The objective of this study was to describe the burden of multiple chronic diseases on the patient and the ambulatory health care system. Our results demonstrate three key trends. First, while the burden of disease on the patient, as measured by mean number of ambulatory health care visits per year, was higher for those with multiple chronic diseases, the overall impact on the primary health care system was relatively small. Second, across all disease counts and ages there were many more visits to primary health care physicians compared to specialist physicians. This trend was evident even among the most elderly patients who, with age, had ever-increasing visits to primary health care physicians, while the number of visits to specialist physicians declined. Third, we found that, while the number of primary health care visits increased with age, the elderly with no diseases had many fewer visits per year, compared to younger adults with multiple chronic diseases.
Our findings confirm what other research has suggested about the high burden of chronic disease on the individual patient [3, 4, 11]. Recently, the Canadian Institute for Health Information reported results of a national survey that found more than twice the rate of reported visits to a family doctor among seniors with three or more diseases, compared to seniors with only one chronic disease . Using data from the 2005 Canadian Community Health Survey, those with multiple chronic diseases represented 12% of the population but they accounted for 24% of all primary health care visits and 25% of all specialist consultations . In that study the mean annual number of consultations with a family doctor was 4.0 in general population, 3.1 for those with no diseases, 4.7 with 1 disease and 7.4 for those with three or more diseases; estimates that are very close to our results.

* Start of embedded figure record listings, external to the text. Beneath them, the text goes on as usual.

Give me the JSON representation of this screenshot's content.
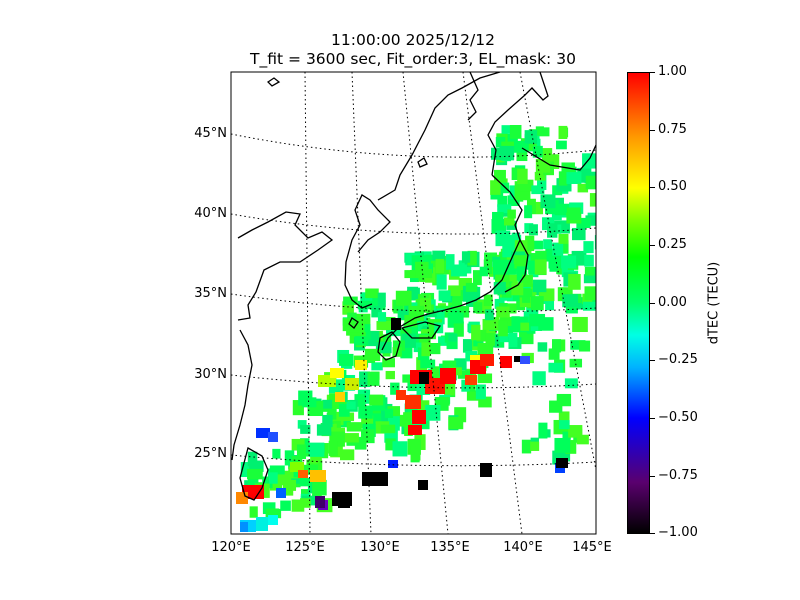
{
  "title": {
    "line1": "11:00:00 2025/12/12",
    "line2": "T_fit = 3600 sec, Fit_order:3, EL_mask: 30"
  },
  "map": {
    "lat_labels": [
      "45°N",
      "40°N",
      "35°N",
      "30°N",
      "25°N"
    ],
    "lon_labels": [
      "120°E",
      "125°E",
      "130°E",
      "135°E",
      "140°E",
      "145°E"
    ],
    "extent": {
      "lon": [
        120,
        145
      ],
      "lat": [
        20,
        49
      ]
    }
  },
  "colorbar": {
    "label": "dTEC (TECU)",
    "ticks": [
      "1.00",
      "0.75",
      "0.50",
      "0.25",
      "0.00",
      "−0.25",
      "−0.50",
      "−0.75",
      "−1.00"
    ],
    "range": [
      -1.0,
      1.0
    ],
    "colormap": "nipy-like: black-purple-blue-cyan-green-yellow-red"
  },
  "colors": {
    "positive_strong": "#ff0000",
    "neutral": "#00ff6a",
    "negative_strong": "#000000"
  }
}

Importantly, our study demonstrates that patients with multiple chronic diseases do not drive overall primary health care use in Ontario because prevalence of multiple chronic diseases in the population remains low. The majority of primary health care visits continue to be made by adults who have no or one disease. Future research could assess time trends to see if this pattern is changing, given the predicted rise in the prevalence of multiple chronic diseases with the aging population.
We acknowledge that a number of important chronic diseases were excluded from this study, such as depression and joint disease. This may have resulted in an overestimation of the number of persons with no or one disease. Although the exclusion of these diseases may change prevalence estimates and the associated number of visits, we do not believe this has an impact on the patterns of health care utilization we found. If anything, our results are an underestimation of the overall burden of multiple chronic diseases on the primary health care system. Validation studies for the ascertainment methods for additional chronic diseases in the Ontario databases are an ongoing effort at ICES.
Canada has a strong primary health care system and primary health care providers act as gatekeepers to specialist services. Thus, it was not surprising to see that there were more primary health care visits in our study, particularly among the very elderly. The lower rate of specialist visits in the very elderly can be explained by factors such as fewer new disease diagnoses that require specialist consultation and primary care provider or patient preference for less intervention and testing. Our results are different from a U.S. study of Medicare beneficiaries where the burden of care for non-elderly patients (<65 years) with high levels of morbidity fell disproportionately on primary health care but this pattern did not hold for the elderly who had more specialist compared to primary health care visits . This may, in part, be due to the broader age categories used in the American study but could also reflect a real difference in the use of specialist and primary health care services in these two countries. The appropriate number of visits to primary health care and specialist services is difficult to establish but this research points to the continued need for a robust primary health care workforce.
Recent attention has focused on determining the relative impact of age and chronic disease burden on health system utilization . In their 2011 report, the Canadian Institute for Health Information used data from the Canadian Survey of Experiences With Primary Health Care to report on the impact of chronic diseases . In that study, the total number of chronic diseases was more important than age in predicting the annual number of health care visits made by seniors. In each of the age groups (65 to 74 years, 75 to 84 years, and 85 years and older), those with three or more reported chronic diseases had nearly three times the total number of primary health care visits compared to seniors with no reported chronic diseases. We report on the impact of age and disease count by looking at annual mean number of primary health care visits and find that, at a patient level, primary health care visits increased with both the number of diseases and also with age. The relative importance of these two factors (age and number of diseases) should be explored in future studies using statistical modeling.
This study has limitations common to all research using administrative data. These databases were constructed to serve a billing role and, thus, while they are rich in information, they were not created for research or disease ascertainment. To limit errors in our disease estimates we have used highly validated definitions of chronic diseases, but we acknowledge the possibility of over and under-ascertainment of disease. Furthermore, we estimated primary health care service use exclusively by looking at the number of visits and did not look at other health care services controlled by primary care, such as outpatient laboratory and diagnostic testing or number of prescriptions. Future research could explore these services to see if the patterns we identified hold.